July 2017 Overview
Key drivers of performance during the month included:
- A supportive policy environment, economic backdrop and broad based rise in commodity prices drove strong performance from risk assets.
The Australian dollar rose strongly, reaching its highest level in over a year.
This environment proved to be favourable for portfolios that held relatively larger exposures to hedged developed market equities and non-government debt.
Key factors impacting financial market performance during the month were:
- Global equity markets posted positive returns, buoyed by a strong economic backdrop and supportive fiscal and monetary policy settings in much of the world.
- Domestic equities were flat, as a confluence of factors offset each other.
- The economic backdrop remained strong.
- Key European economic data releases showed that sentiment was improving, while data out of the United States demonstrated that the economic recovery remains resilient. This point was reiterated by US corporate reporting season, with most sectors showing strong revenue and profit growth.
- A supportive policy environment continued to bolster equity markets. Messaging from several central banks continued to support risk assets as investors were assured that supportive policy measures would be removed gradually.
- US equities continued to be supported by the hope that Trump would be able to pass the more business friendly aspects of his legislative agenda.
- Domestic equities were flat.
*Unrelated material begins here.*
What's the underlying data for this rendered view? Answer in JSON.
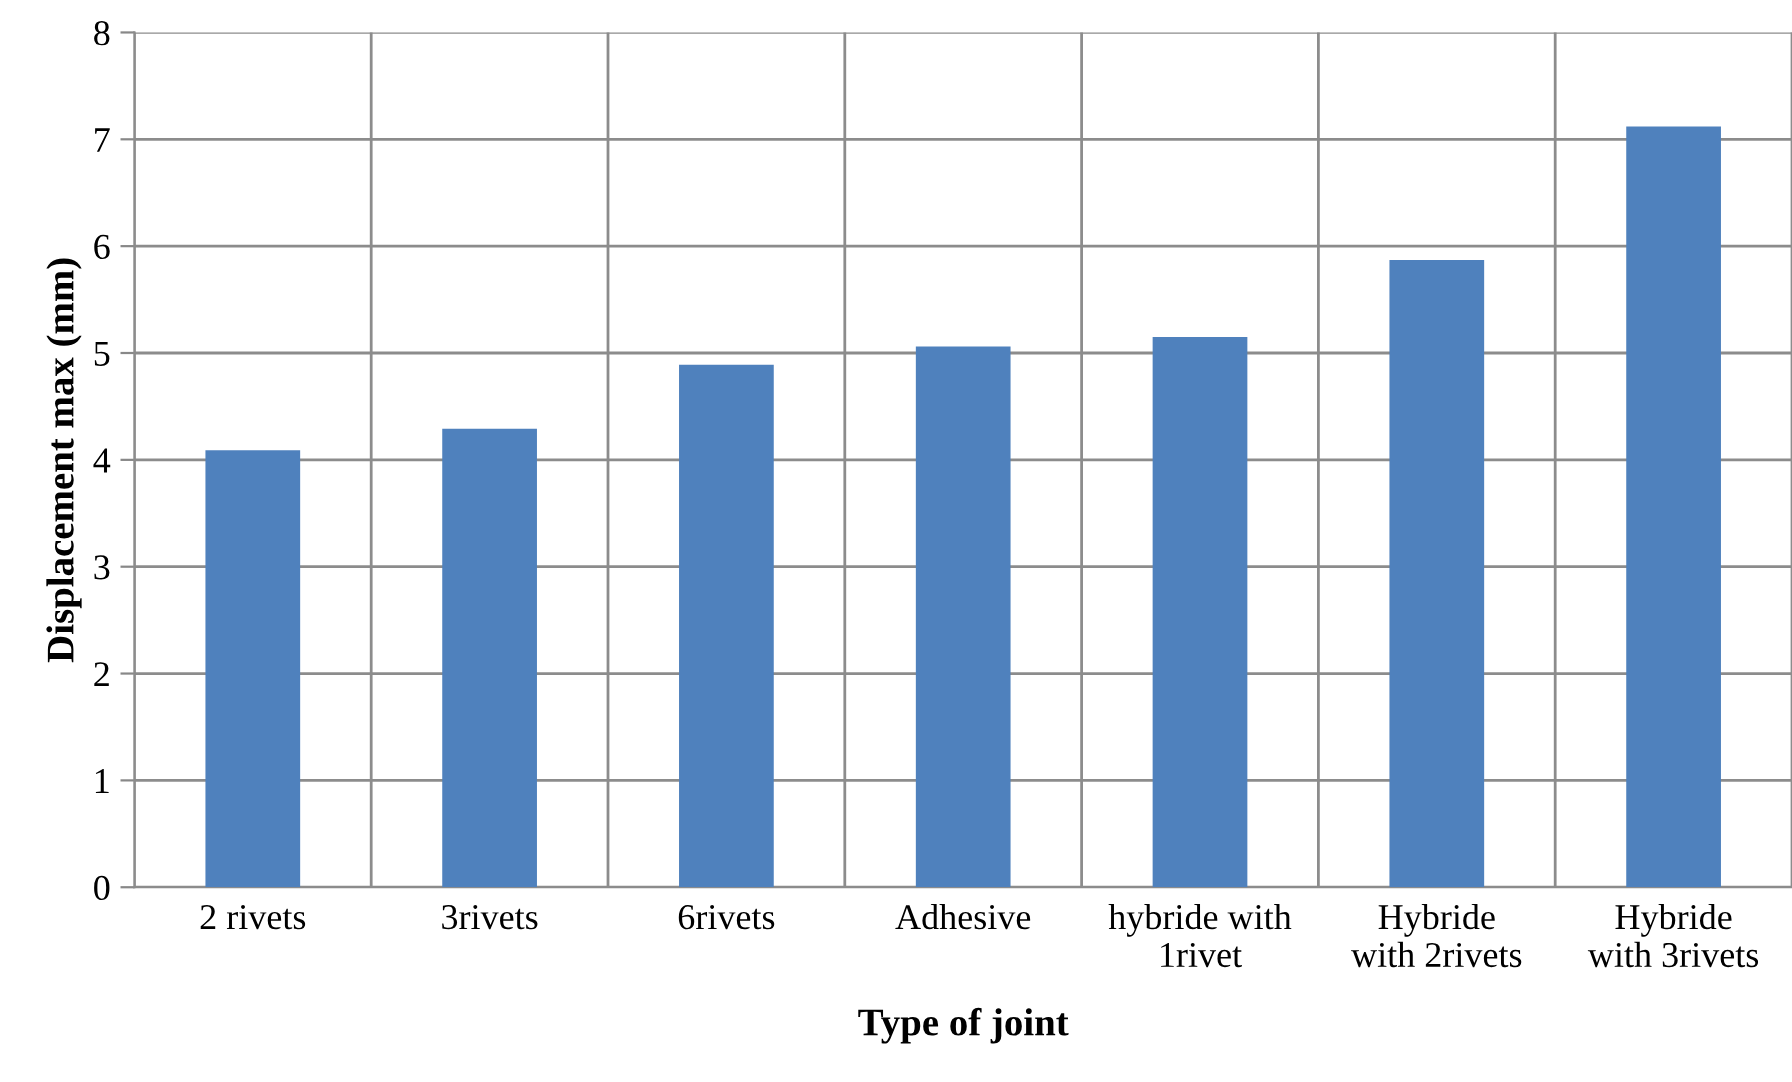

On the positive side, a rise in iron ore and oil prices boosted the commodity sensitive parts of the market, while an improvement in economic outlook bolstered consumer orientated sectors.
- These positives were offset by a rise in the Australian dollar, which weighed on the currency sensitive, export orientated pockets of the market.
- Global government bond markets produced positive returns.
- Driving this result was central bank commitment to a gradual approach to increasing interest rates, as well as a fall in investor expectations of future inflation.
- Corporate bonds and emerging market debt were especially strong as the risk premiums that investors demand for holdings these assets declined.
- Currency market movements were driven by similar themes to risk assets.
- The Australian dollar rose strongly as key commodity prices rose, a theme that also saw emerging market currencies appreciate.
- The US dollar continued its recent run of weakness, as the US Federal Reserve left interest rates on hold and reiterated their gradual approach to increasing interest rates.